Van Tonder, though, sees a number of benefits for South Africa’s economy with Wal-Mart’s arrival. The deal will provide the country with an additional inflow of foreign capital, which will assist South Africa’s current deficit, he says. If Wal-Mart can bring a new variety of goods and sell them at lower prices, Van Tonder suggests that consumer price inflation rate should remain at subdued levels, and increase consumer purchasing power. He also notes the deal entails a commitment to make use of small farmers and local manufacturing. “This in itself should add to economic growth and job creation,” he says.
Regardless, one of the toughest challenges for Wal-Mart will be getting goods across Africa. Speaking to The Financial Times, Doug McMillon, chief executive of Wal-Mart International, said the company was willing to use more “sweat and muscle” in the logistical network than the modern technology it uses in the U.S. However, if it’s cheaper to import goods rather than use local suppliers in terms of product, labor, and shipping costs, African small businesses may lose out in the merger.
Van Tonder says Wal-Mart’s innovation and modern infrastructure skills should come into play. “Assuming delivery from South Africa to other African countries, they can ready themselves for problems at border posts, inefficient rail and airline services, a poor road infrastructure, high vehicle maintenance costs and the like,” he says. “However, as other South African retailers have shown, these type of problems can successfully be overcome if you apply your mind and implement the correct strategies.”
Good For Emerging Markets?
For Wal-Mart, the value of international investment is clear. In the first quarter this past year, the retail giant made US$3.4 billion in profit, an increase of 3% from last year during the same period. U.S. same-store sales figures fell 1.1% for the eighth consecutive quarter, due to the recession, less consumer spending and rising crude oil prices. But stores in Mexico, Chile and China have been engines for its growth in the last few quarters, showing a 6.2% sales growth on a constant currency basis in the first quarter this past year.

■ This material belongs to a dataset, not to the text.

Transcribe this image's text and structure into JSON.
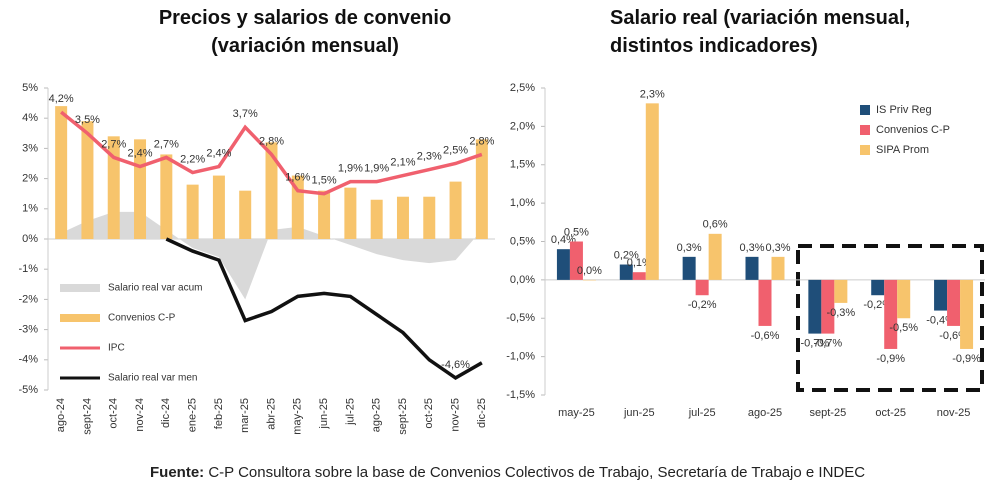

Wal-Mart posted a 12% sales gain in China this past quarter. There are already 338 Wal-Mart–owned retailers in 124 cities with 90,000 employees in China. Annual sales average around US$7 billion, according to The Economist. Wal-Mart has roughly 6% of the market, and announced plans in May to buy a minority stake in Yihaodian, a Chinese web retailer. In 2010, Wal-Mart purchased 360buy, the top online seller in China of consumer electronics.
Revenue in Chile also surged 12%. To enter the market, Wal-Mart purchased Chilean retailer D&S in 2009. Wal-Mart’s involvement in D&S actually doubled the exports of its products from Chile. Enrique Ostlae Cambiaso, the CEO of D&S, testified in the South African hearings that exports are expected to double again this year while also lowering costs of goods for local consumers, according to an article in Bloomberg.com.
While Chile has been held up as an example as to why Wal-Mart can be good for emerging markets like South Africa, Jacobs cautions that “there’s still quite a lot of debate. There has not been enough research to put a definite answer to that question.”
Much of Wal-Mart’s success in Africa will ultimately depend on their market strategy and ability to overcome logistical hurdles, reiterates the University of South Africa’s Van Tonder, noting the African market varies greatly by country. “It will depend on where they position themselves in the consumer market,” he notes. “We need to obtain clarity with respect to the entry mode of Wal-Mart regarding other African countries. Some entry modes such as exporting carry a much lower risk than strategic alliances or setting up shop.”